By 21:45 UTC we’d determined that the problem was in our file storage system. We believed that the problem was a networking issue, perhaps caused by underlying AWS hardware failures. We’ve had a couple of hardware failures in that area before, but our system is redundant enough that we could keep running without any visible problems. This time it looked different. We immediately got in touch with AWS support – who, by the way, are excellent – very helpful and they know their stuff.
We spent a lot of time analysing the problem, in conjunction with AWS, and by 23:10 we (and they) had come to the conclusion that the problem wasn’t a hardware one. Rather, it looked like a massive earlier spike in read activity across the filesystem had put some system processes into a strange state. User file storage is shared from the file storage system over to the servers where people’s websites and consoles actually run over NFS. And the storage itself on the NFS servers uses DRBD for replication. As far as we could determine, a proportion (at least half) of the NFS processes were hanging, and the DRBD processes were running inexplicably slowly. This was causing access to file storage to frequently be slow, and to occasionally fail, for all servers using the file storage.
We decided that the best thing to do was simply to reboot the NFS server machines. Historically this has been a big deal, because it would require a rolling reboot of all web and console servers afterwards – hence our reluctance to do it earlier on in the process without being absolutely sure that it was a useful thing to do.

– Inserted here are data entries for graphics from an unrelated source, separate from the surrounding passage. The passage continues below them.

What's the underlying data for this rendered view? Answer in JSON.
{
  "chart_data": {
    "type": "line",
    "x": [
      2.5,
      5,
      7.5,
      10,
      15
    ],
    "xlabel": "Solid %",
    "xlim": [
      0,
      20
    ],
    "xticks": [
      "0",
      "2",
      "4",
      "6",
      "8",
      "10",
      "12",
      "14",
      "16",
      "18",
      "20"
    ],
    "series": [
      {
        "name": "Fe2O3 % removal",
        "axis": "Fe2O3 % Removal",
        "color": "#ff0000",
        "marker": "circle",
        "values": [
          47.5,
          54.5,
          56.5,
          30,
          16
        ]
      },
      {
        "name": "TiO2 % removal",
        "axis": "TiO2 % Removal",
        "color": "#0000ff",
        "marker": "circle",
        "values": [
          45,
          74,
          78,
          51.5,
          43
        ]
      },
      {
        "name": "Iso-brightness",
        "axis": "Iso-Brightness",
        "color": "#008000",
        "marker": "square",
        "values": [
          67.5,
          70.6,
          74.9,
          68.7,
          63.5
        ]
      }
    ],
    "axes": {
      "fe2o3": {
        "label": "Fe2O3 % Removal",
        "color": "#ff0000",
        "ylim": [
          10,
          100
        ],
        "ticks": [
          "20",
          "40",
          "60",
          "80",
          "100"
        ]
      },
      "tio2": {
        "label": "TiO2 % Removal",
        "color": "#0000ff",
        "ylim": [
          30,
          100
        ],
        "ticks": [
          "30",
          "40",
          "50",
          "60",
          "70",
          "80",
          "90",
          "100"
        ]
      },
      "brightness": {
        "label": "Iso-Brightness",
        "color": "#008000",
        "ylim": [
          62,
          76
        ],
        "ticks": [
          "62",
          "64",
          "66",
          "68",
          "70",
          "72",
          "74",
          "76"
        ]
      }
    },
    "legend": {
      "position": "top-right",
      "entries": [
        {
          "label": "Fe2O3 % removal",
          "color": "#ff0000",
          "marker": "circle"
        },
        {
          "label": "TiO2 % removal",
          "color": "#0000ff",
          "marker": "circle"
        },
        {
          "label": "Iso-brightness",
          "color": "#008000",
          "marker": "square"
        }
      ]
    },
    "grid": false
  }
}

At 23:20 we shut down the file storage infrastructure, and kicked off a full snapshot of all file storage before rebooting (just in case the reboot corrupted anything – keeping everyone’s data safe was obviously #1 priority at this stage). By 23:30 we were happy with the snapshots, and AWS had confirmed to us that they looked fine. So we rebooted the NFS servers.
By 23:40 the NFS servers were back. We were delighted to see that some changes we put in relatively recently (designed to make it easier for us to update PythonAnywhere with minimal downtime) meant that all of the web and console servers were able to reconnect without rebooting them. Initially we were a little worried, because file access appeared to still be slow – but we rapidly came to the conclusion that this was a result of everyone’s websites coming back up in one go, causing much higher than average system load. After a few minutes everything calmed down.
We continued to monitor the system until we were comfortable that it was all back and running properly at around 00:40, and then we reported that everything was back on Twitter and emailed the many people who’d contacted us to report problems.
What next?¶
We’re still trying to work out how that load spike caused the NFS and DRDB processes to get into a messed-up state. We’re also considering the hypotheses that the spike might have been caused by problems with those processes (causality in the other direction) or that the spike and the processes getting messed up might both have been symptoms of a different, as-yet-unknown cause.
Some people have reported that they needed to reload their web apps after we thought the problem was fixed, because they were still running slowly. We’re trying to work out how that might be the case – it doesn’t quite fit in with our model of how the system works and how the failure affected it. However, just to be sure, we’ve done a rolling reboot of all web servers over the course of today, which has in effect reloaded all web apps. So everything should now be running OK, even allowing for this issue.
In terms of our response to the outage, we’ve determined that:
- We should have posted on Twitter about the outage a little earlier, probably at around 20:45 when it because clear that this wasn’t just a brief glitch on one or two servers.
- We were right to be cautious about rebooting the NFS servers this time, because historically it would have been a big deal. But now that we know that our infrastructure can handle it better than it used to, we should consider it as an option earlier on in the process if this happens again.
Hopefully we’ll be able to provide some more details on what the problem was and how we’re going to stop it from happening again soon.